Monday, June 07, 2010

Broken Nest, Decision Portrait


(Above: Broken Nest, Decision Portrait Series. Stitched words: Threw an unruly child OUT. Xylene photo transfer on tea-stained muslin. 25" x 19" unframed; 31" x 25" framed. Hand stitched and beaded. Click on image to enlarge.)

Some decisions are particularly difficult. When facing them, none of the options are really desirable. Years later, the decision still is unsettling.....but had to be made. These are the bittersweet choices that life seems to dole out....often to the nicest, most understanding, and compassionate people. This is one of those decisions.


(Above: Broken Nest, detail. Click on image to enlarge.)

As an artist, I've been looking for people to share these sorts of painful decisions. It took several email messages and some gentle urging to stitch this portrait. I stressed how it would touch many people. It would let other mother's with difficult kids know they're not alone. We corresponded about the title and the words because, as harsh as the truth is, the portrait needs to carry a message of hope, love, and a sense of the complexities involved. I think the results do just that.


(Above: Broken Nest, detail.)

The wonderful lady who reluctantly shared this decision and I have several things in common. She threw an unruly child out of her house. She had to do it. She didn't want to do it. The memory of it haunts her. Loving such a child is very, very difficult. I know. I, too, am the mother of a difficult child. It's been over two years since my younger son defiantly left home. He's an uninsured, unemployed high school drop out. I don't know where he lives but he recently got my business logo, (Mouse House....just imagine....a "mouse" depicted on the outline of a "house") tattooed on his leg. Both of us have suffered the inevitable "What if I'd done this?" and "Was I the worst mother on earth?" sort of mental questioning. Both of us are familiar with the concept of a "broken nest". She gives me hope though. There's been a reconciliation in her family....but things will never be the same.
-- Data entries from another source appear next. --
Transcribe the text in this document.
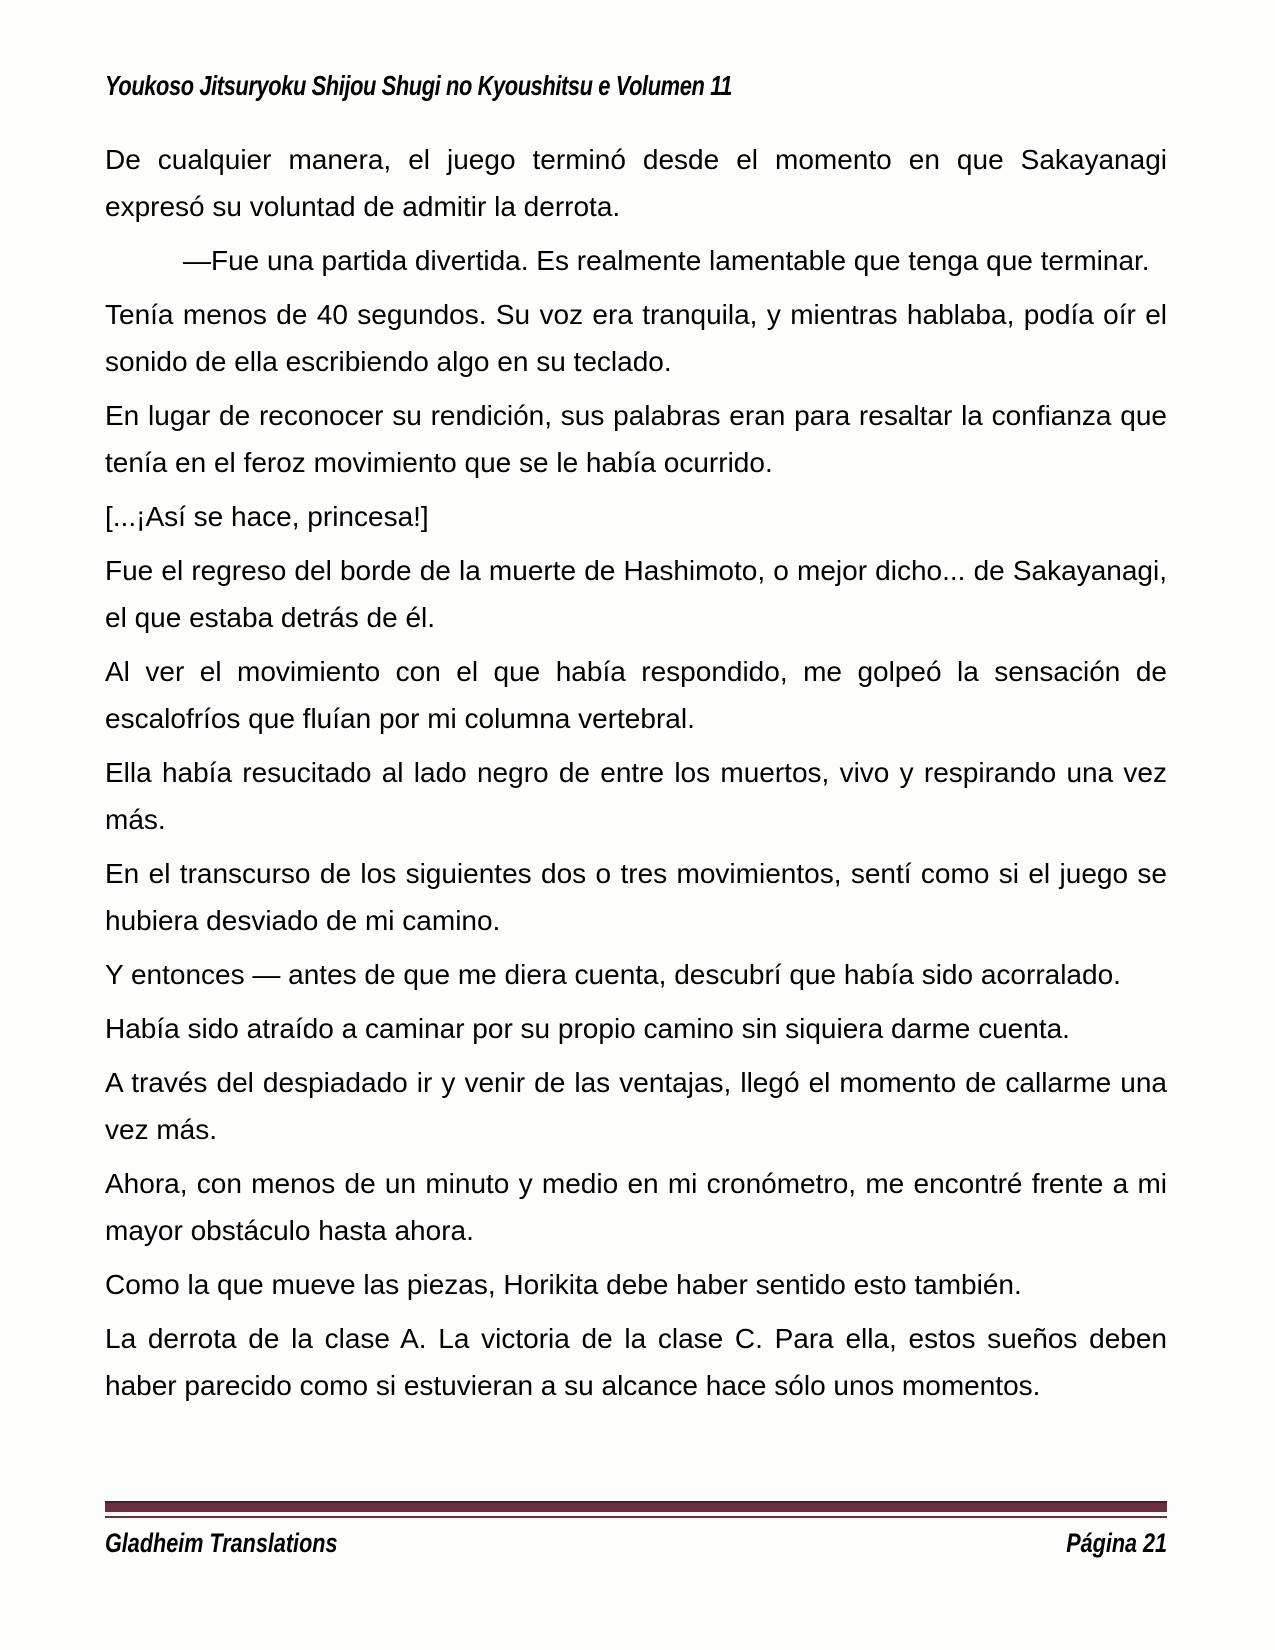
Youkoso Jitsuryoku Shijou Shugi no Kyoushitsu e Volumen 11

De cualquier manera, el juego terminó desde el momento en que Sakayanagi expresó su voluntad de admitir la derrota.

—Fue una partida divertida. Es realmente lamentable que tenga que terminar.

Tenía menos de 40 segundos. Su voz era tranquila, y mientras hablaba, podía oír el sonido de ella escribiendo algo en su teclado.

En lugar de reconocer su rendición, sus palabras eran para resaltar la confianza que tenía en el feroz movimiento que se le había ocurrido.

[...¡Así se hace, princesa!]

Fue el regreso del borde de la muerte de Hashimoto, o mejor dicho... de Sakayanagi, el que estaba detrás de él.

Al ver el movimiento con el que había respondido, me golpeó la sensación de escalofríos que fluían por mi columna vertebral.

Ella había resucitado al lado negro de entre los muertos, vivo y respirando una vez más.

En el transcurso de los siguientes dos o tres movimientos, sentí como si el juego se hubiera desviado de mi camino.

Y entonces — antes de que me diera cuenta, descubrí que había sido acorralado.

Había sido atraído a caminar por su propio camino sin siquiera darme cuenta.

A través del despiadado ir y venir de las ventajas, llegó el momento de callarme una vez más.

Ahora, con menos de un minuto y medio en mi cronómetro, me encontré frente a mi mayor obstáculo hasta ahora.

Como la que mueve las piezas, Horikita debe haber sentido esto también.

La derrota de la clase A. La victoria de la clase C. Para ella, estos sueños deben haber parecido como si estuvieran a su alcance hace sólo unos momentos.

Gladheim Translations	Página 21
We have something else in common. We both are firm believers in Julia Cameron 's The Artist's Way. We believe that serendipity actively plays a role in our lives. It played a role in this portrait too. When corresponding about the title and words for this portrait, my parents visited.....and brought the dove feathers they'd found in the woods around their home. Perfect detail at the perfect time! The day I finished the portrait, my artistic mentor (whose studio is just around the hall from mine) insisted I come outside to see the baby birds that were under the nearby scrubs......three doves! I always share the finished portraits with each participant before posting here on my blog. This is what she wrote back: "I do so believe in the serendipity of life. Doves have been frequenting my house this summer in large numbers!"

I'm considering these signs of peace to come.

4 comments:

Lorie McCown said...

I just got a chance to catch up with all your work here! What an amazing summer your are having! I love your stuff, and congrats on the upcoming show. Well deserved.

Mosaic Magpie said...

I love this one.
Debbie

lindacreates said...

This really touched my heart. This has to be one of the most painful decisions a mother will ever make. My daughter recently had to do the same thing and it was so painful for all of us.

Julia said...

When I was 19, my parents kicked me out. I was causing a lot of strife for them & I know they were out of ideas and patience.
I also know it was hard for them to make me go...and I was pegnant...it sounds so harsh but,they didn't abandon me, it was very much time for me to start being responsible for my life.
It ended up being the best thing for our relationship. My mom & I are very, very close now...we all needed that extra room to breath.
So, I know from this perspective, that this Mom LOVES her child & wants what we all want for our kids.